Alan Mortensen, a member of the law firm, has said further testing hasn’t been carried out yet at Whirlpool Park, and his firm has no relationship with the attorneys who filed the lawsuit Thursday.

“It is the Cancer Cluster Families’ hope that the lawsuit filed by the Albrechta firm is based upon solid expert opinion and science and will assist in finding the cause of what has been causing their children to get sick and in some cases die,” Mortensen said. “The Cancer Cluster Families believe that if the lawsuit filed by the Albrechta firm was done prematurely or with speculative opportunism based upon the work that has been done by the Cancer Cluster Families, their experts and attorneys, the Sandusky County Health Department, the Ohio EPA and the United States EPA, that it may be detrimental to their ultimate search for the truth.”

Fremont attorney Thomas Bowlus, who represents Grist Mill LLC, said he is “surprised and disappointed” Grist Mill has been listed as a defendant, and he denied Grist Mill and its co-owner, Jonathan Abdoo, have any liability for contamination at Whirlpool Park. Bowlus said the suit seems premature.

Grist Mill was told the property was clean when it purchased the parcel.

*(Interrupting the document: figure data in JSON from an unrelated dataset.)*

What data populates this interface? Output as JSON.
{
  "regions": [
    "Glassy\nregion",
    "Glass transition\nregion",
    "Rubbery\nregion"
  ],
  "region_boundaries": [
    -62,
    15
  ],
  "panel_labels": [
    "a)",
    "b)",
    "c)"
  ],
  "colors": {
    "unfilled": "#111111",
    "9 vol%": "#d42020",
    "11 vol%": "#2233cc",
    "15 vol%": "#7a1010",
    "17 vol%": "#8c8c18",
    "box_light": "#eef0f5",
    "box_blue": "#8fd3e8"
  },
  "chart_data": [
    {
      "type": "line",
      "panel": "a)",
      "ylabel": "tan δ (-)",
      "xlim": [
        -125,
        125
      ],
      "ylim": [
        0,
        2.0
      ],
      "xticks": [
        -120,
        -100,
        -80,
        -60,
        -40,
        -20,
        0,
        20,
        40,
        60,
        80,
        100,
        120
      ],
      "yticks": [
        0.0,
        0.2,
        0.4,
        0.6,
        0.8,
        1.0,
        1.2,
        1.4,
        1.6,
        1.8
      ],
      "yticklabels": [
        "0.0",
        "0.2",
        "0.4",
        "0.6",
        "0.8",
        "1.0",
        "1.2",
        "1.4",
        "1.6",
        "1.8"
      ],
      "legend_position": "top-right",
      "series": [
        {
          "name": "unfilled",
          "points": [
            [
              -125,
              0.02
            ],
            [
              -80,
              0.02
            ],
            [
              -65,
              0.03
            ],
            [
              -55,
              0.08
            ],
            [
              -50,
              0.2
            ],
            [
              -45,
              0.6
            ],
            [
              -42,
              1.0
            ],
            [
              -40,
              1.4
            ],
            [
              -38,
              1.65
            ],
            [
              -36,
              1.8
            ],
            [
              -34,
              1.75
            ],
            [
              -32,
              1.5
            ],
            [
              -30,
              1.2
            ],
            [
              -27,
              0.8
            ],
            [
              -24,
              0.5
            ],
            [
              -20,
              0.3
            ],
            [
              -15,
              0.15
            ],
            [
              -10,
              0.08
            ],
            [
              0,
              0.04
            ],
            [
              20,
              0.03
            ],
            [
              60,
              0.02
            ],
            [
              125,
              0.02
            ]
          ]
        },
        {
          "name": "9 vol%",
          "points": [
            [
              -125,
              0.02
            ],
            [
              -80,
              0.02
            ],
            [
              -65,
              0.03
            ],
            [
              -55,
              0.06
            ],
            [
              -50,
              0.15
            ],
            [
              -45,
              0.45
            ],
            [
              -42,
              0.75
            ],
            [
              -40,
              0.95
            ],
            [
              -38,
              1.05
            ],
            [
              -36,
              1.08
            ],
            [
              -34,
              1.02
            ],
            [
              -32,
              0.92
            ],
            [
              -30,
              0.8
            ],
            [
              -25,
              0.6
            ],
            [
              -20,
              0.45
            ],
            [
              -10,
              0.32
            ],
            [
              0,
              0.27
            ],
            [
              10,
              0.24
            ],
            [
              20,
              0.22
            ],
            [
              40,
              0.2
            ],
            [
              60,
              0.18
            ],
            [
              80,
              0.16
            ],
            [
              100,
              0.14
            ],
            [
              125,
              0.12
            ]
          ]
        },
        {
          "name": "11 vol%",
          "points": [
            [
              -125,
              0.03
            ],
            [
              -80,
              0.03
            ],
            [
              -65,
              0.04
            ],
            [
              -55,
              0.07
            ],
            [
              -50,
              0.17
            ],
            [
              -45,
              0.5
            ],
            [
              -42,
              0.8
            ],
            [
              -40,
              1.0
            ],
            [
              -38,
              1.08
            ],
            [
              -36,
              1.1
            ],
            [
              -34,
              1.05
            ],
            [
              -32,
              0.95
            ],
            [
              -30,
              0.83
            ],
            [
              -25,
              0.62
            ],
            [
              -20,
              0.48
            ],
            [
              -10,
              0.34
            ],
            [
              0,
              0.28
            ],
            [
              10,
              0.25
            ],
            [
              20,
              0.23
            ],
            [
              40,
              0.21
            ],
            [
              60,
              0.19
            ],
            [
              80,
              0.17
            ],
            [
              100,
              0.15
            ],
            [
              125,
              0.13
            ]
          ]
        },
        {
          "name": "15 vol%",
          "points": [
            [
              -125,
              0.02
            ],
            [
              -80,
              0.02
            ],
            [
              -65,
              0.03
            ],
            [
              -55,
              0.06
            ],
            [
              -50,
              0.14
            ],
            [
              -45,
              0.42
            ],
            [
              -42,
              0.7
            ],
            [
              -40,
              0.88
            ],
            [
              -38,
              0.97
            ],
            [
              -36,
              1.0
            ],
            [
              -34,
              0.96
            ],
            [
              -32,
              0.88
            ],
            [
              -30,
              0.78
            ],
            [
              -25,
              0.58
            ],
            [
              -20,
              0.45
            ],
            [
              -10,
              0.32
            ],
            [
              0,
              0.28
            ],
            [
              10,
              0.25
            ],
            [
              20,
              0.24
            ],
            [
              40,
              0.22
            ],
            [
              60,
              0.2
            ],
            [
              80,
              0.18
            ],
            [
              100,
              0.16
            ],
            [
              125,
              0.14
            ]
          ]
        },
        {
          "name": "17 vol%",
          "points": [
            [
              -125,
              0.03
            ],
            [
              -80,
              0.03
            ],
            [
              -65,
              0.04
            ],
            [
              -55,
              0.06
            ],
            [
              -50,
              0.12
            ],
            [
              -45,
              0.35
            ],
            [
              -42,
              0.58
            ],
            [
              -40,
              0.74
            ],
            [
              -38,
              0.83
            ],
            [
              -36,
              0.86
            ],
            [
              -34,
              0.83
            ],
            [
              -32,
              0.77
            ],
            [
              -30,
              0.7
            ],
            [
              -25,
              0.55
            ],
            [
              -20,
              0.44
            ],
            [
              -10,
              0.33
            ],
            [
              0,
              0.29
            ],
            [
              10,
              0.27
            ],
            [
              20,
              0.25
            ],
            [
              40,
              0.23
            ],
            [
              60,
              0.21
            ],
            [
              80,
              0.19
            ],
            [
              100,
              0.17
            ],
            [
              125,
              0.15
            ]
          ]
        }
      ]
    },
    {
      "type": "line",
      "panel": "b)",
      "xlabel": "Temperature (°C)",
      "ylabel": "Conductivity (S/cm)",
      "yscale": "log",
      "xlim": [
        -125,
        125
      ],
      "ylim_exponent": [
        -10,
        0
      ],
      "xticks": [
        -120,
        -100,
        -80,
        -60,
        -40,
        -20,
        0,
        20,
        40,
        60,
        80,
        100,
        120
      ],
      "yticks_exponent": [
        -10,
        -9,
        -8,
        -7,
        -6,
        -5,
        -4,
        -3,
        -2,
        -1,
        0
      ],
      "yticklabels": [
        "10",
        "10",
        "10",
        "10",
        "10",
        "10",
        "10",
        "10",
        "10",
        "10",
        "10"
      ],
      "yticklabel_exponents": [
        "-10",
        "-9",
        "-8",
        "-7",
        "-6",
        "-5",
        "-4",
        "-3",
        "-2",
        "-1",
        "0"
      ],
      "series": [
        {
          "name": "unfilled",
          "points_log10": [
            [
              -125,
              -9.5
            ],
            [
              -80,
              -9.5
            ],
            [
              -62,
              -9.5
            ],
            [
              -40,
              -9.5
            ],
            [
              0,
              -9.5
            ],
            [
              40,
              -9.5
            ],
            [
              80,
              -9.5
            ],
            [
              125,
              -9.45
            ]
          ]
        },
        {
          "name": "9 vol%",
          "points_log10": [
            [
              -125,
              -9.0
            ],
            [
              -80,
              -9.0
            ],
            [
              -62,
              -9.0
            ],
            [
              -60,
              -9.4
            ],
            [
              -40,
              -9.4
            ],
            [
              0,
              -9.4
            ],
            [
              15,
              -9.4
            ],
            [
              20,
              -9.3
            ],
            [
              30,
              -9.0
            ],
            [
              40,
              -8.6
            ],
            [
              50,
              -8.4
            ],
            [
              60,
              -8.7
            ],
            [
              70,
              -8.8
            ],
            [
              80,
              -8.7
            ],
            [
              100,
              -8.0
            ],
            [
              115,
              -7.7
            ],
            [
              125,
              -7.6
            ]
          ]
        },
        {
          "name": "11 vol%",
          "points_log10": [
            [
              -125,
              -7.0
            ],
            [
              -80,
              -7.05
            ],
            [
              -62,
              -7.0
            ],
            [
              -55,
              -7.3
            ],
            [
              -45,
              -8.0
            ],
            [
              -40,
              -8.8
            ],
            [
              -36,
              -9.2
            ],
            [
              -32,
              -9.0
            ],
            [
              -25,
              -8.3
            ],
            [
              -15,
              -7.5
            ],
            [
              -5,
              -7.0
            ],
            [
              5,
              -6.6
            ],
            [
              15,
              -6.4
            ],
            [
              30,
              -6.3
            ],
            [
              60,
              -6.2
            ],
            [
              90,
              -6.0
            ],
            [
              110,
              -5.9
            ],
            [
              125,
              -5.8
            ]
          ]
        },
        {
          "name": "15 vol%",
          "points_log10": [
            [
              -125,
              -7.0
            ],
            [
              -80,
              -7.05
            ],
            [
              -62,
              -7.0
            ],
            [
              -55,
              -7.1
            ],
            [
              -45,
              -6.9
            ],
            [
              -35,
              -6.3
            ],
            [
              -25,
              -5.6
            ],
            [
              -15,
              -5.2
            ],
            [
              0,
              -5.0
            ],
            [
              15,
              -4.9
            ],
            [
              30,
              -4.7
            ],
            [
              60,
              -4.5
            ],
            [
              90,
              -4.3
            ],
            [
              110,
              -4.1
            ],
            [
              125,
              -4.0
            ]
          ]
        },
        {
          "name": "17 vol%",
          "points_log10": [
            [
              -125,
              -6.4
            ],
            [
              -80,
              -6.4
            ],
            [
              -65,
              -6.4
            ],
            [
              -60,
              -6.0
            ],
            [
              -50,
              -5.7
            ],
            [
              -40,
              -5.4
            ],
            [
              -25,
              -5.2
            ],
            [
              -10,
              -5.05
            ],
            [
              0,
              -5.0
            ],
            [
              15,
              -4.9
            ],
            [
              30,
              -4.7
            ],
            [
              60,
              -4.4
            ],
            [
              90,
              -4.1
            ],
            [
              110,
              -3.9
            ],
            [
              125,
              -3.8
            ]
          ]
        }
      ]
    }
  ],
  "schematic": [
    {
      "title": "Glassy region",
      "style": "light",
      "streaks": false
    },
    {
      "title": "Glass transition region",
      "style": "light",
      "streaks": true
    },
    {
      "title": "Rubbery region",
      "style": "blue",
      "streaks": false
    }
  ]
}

When Grist Mill first learned the property was contaminated, it immediately began working with Whirlpool, the U.S. EPA and the Ohio EPA to conduct further testing with an eye toward eventual cleanup, Bowlus said.

The only data showing contamination is the initial tests the U.S. EPA carried out last year, Bowlus said.

“There’s nothing to establish the causal connection between that and the cancer in anybody,” he said. “They haven’t connected the dots as far as any exposures.”

Coble said the timing of a class action lawsuit is always tricky, but his clients were ready to move.

“Once they knew who had caused this problem, they wanted to go after it and start getting more answers,” Coble said.

Maning Grist Mill LLC as a defendant is a normal part of the process, Coble said, although he added: “They may well have a claim within this suit against Whirlpool.”